The Affordable Care Act would change that. Starting on January 1, 2014, insurers no longer would be allowed to turn applicants down on the ground that they have a pre-existing condition.
This is the most important civil rights victory for people with chronic illnesses – ever.
Sure, the Americans with Disabilities Act is important – but for people with largely invisible chronic illnesses, it is of limited utility. Despite the ADA, you can be fired for absenteeism, even if that absenteeism is due to a disability, unless attendance is not an essential function of your job, which is rare. The biggest problems the chronically ill face in the workplace are lateness and absenteeism – consequences of the ebb and flow of our diseases. The Crohn’s patient who, running late for work, doesn’t stop for one last trip to the bathroom, only to fail to make it to work without soiling herself. The rheumatoid arthritis patient who has to go for an infusion of medication every four to eight weeks, missing a day or two each time. The multiple sclerosis patient in a flare that makes it difficult to shower and dress as quickly as usual. If we are lucky enough to hold down a job for a year, we can get job protection from the Family and Medical Leave Act, but that doesn’t apply to small employers, and so many patients with chronic illnesses can’t hold a job for twelve months because we are fired serially due to absenteeism. These laws just don’t do as much for people with largely invisible chronic illnesses as they do for people with visible disabilities.

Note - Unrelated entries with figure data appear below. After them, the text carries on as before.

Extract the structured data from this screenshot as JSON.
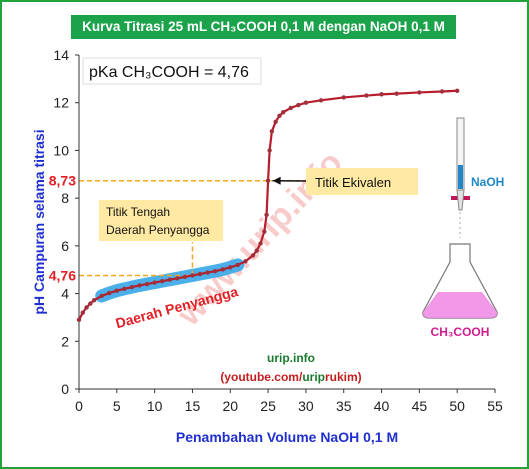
{
  "chart_data": {
    "type": "line",
    "title": "Kurva Titrasi 25 mL CH₃COOH 0,1 M dengan NaOH 0,1 M",
    "xlabel": "Penambahan Volume NaOH 0,1 M",
    "ylabel": "pH Campuran selama titrasi",
    "xlim": [
      0,
      55
    ],
    "ylim": [
      0,
      14
    ],
    "xticks": [
      0,
      5,
      10,
      15,
      20,
      25,
      30,
      35,
      40,
      45,
      50,
      55
    ],
    "yticks": [
      0,
      2,
      4,
      6,
      8,
      10,
      12,
      14
    ],
    "grid": false,
    "series": [
      {
        "x": [
          0,
          0.5,
          1,
          1.5,
          2,
          3,
          4,
          5,
          6,
          7,
          8,
          9,
          10,
          11,
          12,
          13,
          14,
          15,
          16,
          17,
          18,
          19,
          20,
          21,
          22,
          23,
          23.5,
          24,
          24.5,
          24.8,
          25,
          25.2,
          25.5,
          26,
          26.5,
          27,
          28,
          29,
          30,
          32,
          35,
          38,
          40,
          42,
          45,
          48,
          50
        ],
        "y": [
          2.9,
          3.2,
          3.42,
          3.58,
          3.72,
          3.9,
          4.02,
          4.12,
          4.2,
          4.27,
          4.34,
          4.4,
          4.46,
          4.52,
          4.58,
          4.64,
          4.7,
          4.76,
          4.82,
          4.88,
          4.94,
          5.01,
          5.1,
          5.2,
          5.35,
          5.6,
          5.8,
          6.1,
          6.6,
          7.3,
          8.73,
          10.0,
          10.8,
          11.2,
          11.45,
          11.6,
          11.78,
          11.9,
          12.0,
          12.1,
          12.22,
          12.3,
          12.35,
          12.38,
          12.43,
          12.47,
          12.5
        ]
      }
    ],
    "annotations": {
      "pka": "pKa CH₃COOH = 4,76",
      "ph_half_equivalence": 4.76,
      "ph_half_equivalence_label": "4,76",
      "ph_equivalence": 8.73,
      "ph_equivalence_label": "8,73",
      "half_equivalence_label_line1": "Titik Tengah",
      "half_equivalence_label_line2": "Daerah Penyangga",
      "equivalence_label": "Titik Ekivalen",
      "buffer_label": "Daerah Penyangga",
      "buffer_region_x": [
        2.5,
        21.5
      ],
      "watermark": "www.urip.info",
      "source_line1": "urip.info",
      "source_line2_a": "(youtube.com/",
      "source_line2_b": "urip",
      "source_line2_c": "rukim)",
      "naoh_label": "NaOH",
      "flask_label": "CH₃COOH"
    },
    "colors": {
      "curve": "#b81d2e",
      "marker": "#a1303a",
      "buffer": "#37a7e8",
      "dashed": "#f5a623",
      "label_box": "#ffe9a3",
      "axis_label": "#1f2fd1",
      "ph_value": "#e31e24",
      "title_bg": "#1aa34a",
      "watermark": "#f2a0a0",
      "naoh": "#1e87c8",
      "flask_label": "#d11d8e",
      "flask_liquid": "#f08ee6"
    }
  }
}
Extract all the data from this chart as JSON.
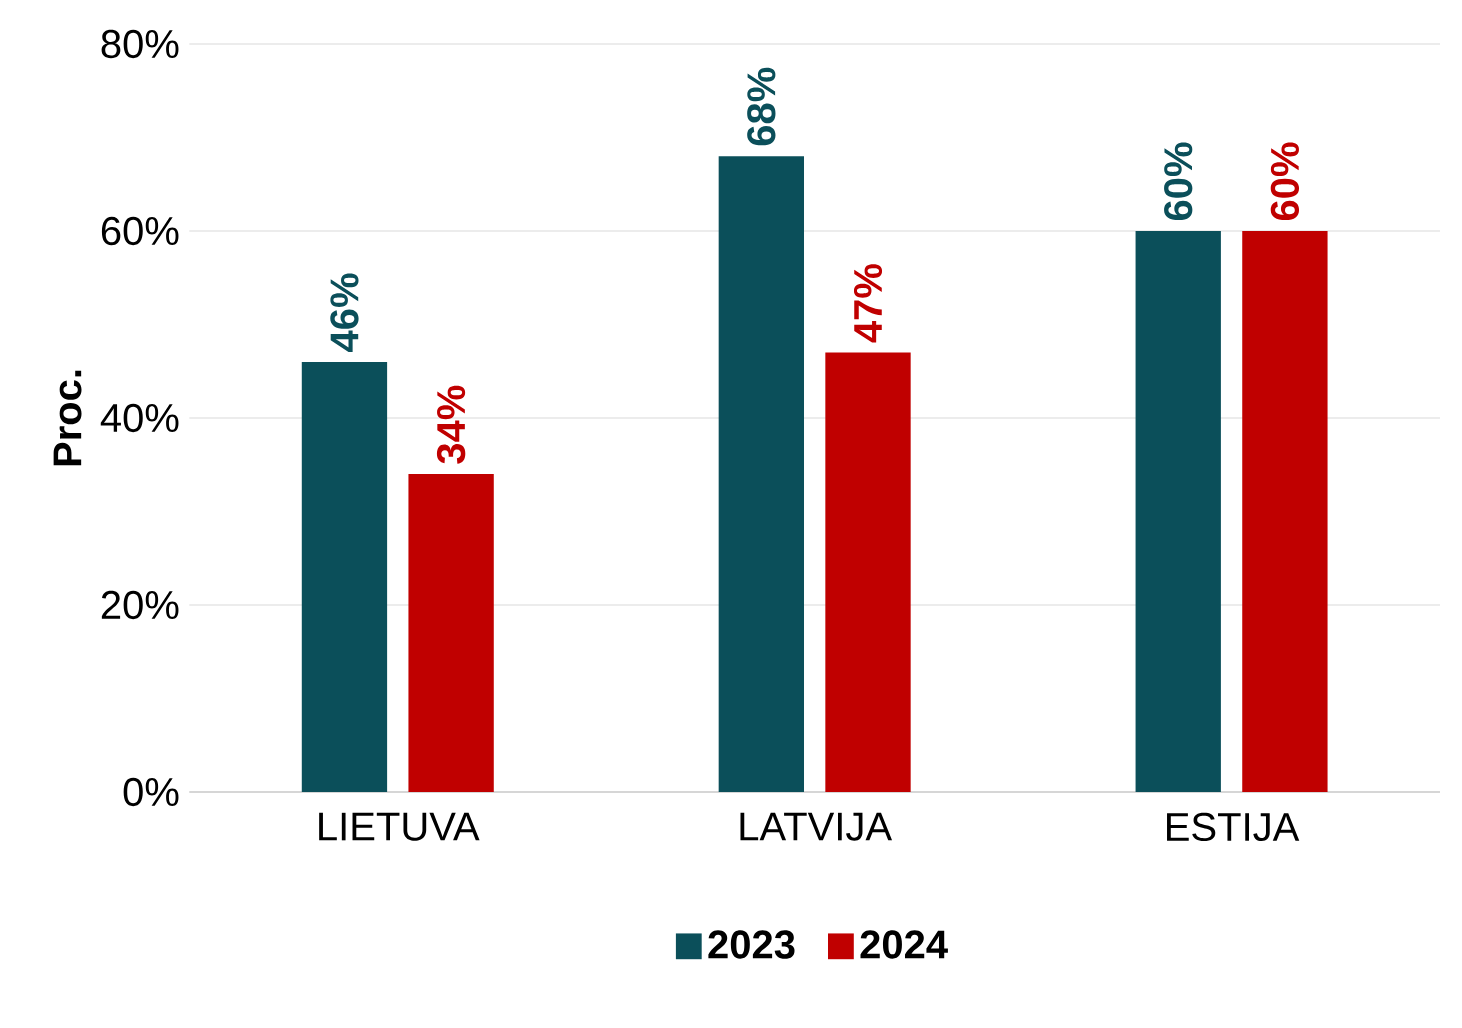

But universal guaranteed issue insurance – insurance that must be offered to us even if we have a pre-existing chronic illness – now, that changes the whole game for us. We could change jobs without worrying about keeping our insurance. We could start our own businesses without the fear of what happens when our COBRA runs out. We could go back to school or get divorced. The elimination of pre-existing condition exclusions is about nothing less than equality, solvency, life and death.
The Affordable Care Act’s individual mandate, requiring that everybody purchase insurance, even if they need a subsidy to help them do so, enabled Congress to require insurers to accept people with pre-existing conditions. If insurers have to accept people with high health care costs without premiums going through the roof, goes the argument, we have to drive healthy people into the pool, too. The individual mandate is so closely tied to universal guaranteed issue insurance that the Justice Department has conceded in its brief to the Supreme Court that, if the individual mandate is struck down, so, too, must the guaranteed issue provisions be eliminated. Equal treatment of people with chronic illnesses will be lost – and that will happen as the result of a conversation about the individual mandate, without even an acknowledgement of what that loss means to those of us with chronic illnesses.
I will never forget the day when President Obama signed the Affordable Care act. March 23, 2010. I watched, with tears streaming down my cheeks. That was the day when my civil rights as a person with a chronic illness were first recognized by the United States. That was the day when I first saw the glimmer of equality on the horizon.
January 1, 2014. For two years now, I have been telling people with chronic illnesses to just hang in until then. We find them a free clinic or free prescription drugs, a patchwork quilt of health care until 2014. Hold on. The end is near. You will be fine once we get to 2014. Every time I say it, I feel a tightness in my chest. What if the Affordable Care Act doesn’t make it to 2014?
Let’s be clear about what’s at stake in the Supreme Court case: Nothing less than the equal treatment of many millions of Americans with chronic illness. If we lose this now . . . well, it’s just unthinkable.
Jennifer C. Jaff, Esq. is the founder and executive director of Advocacy for Patients with Chronic Illness, Inc.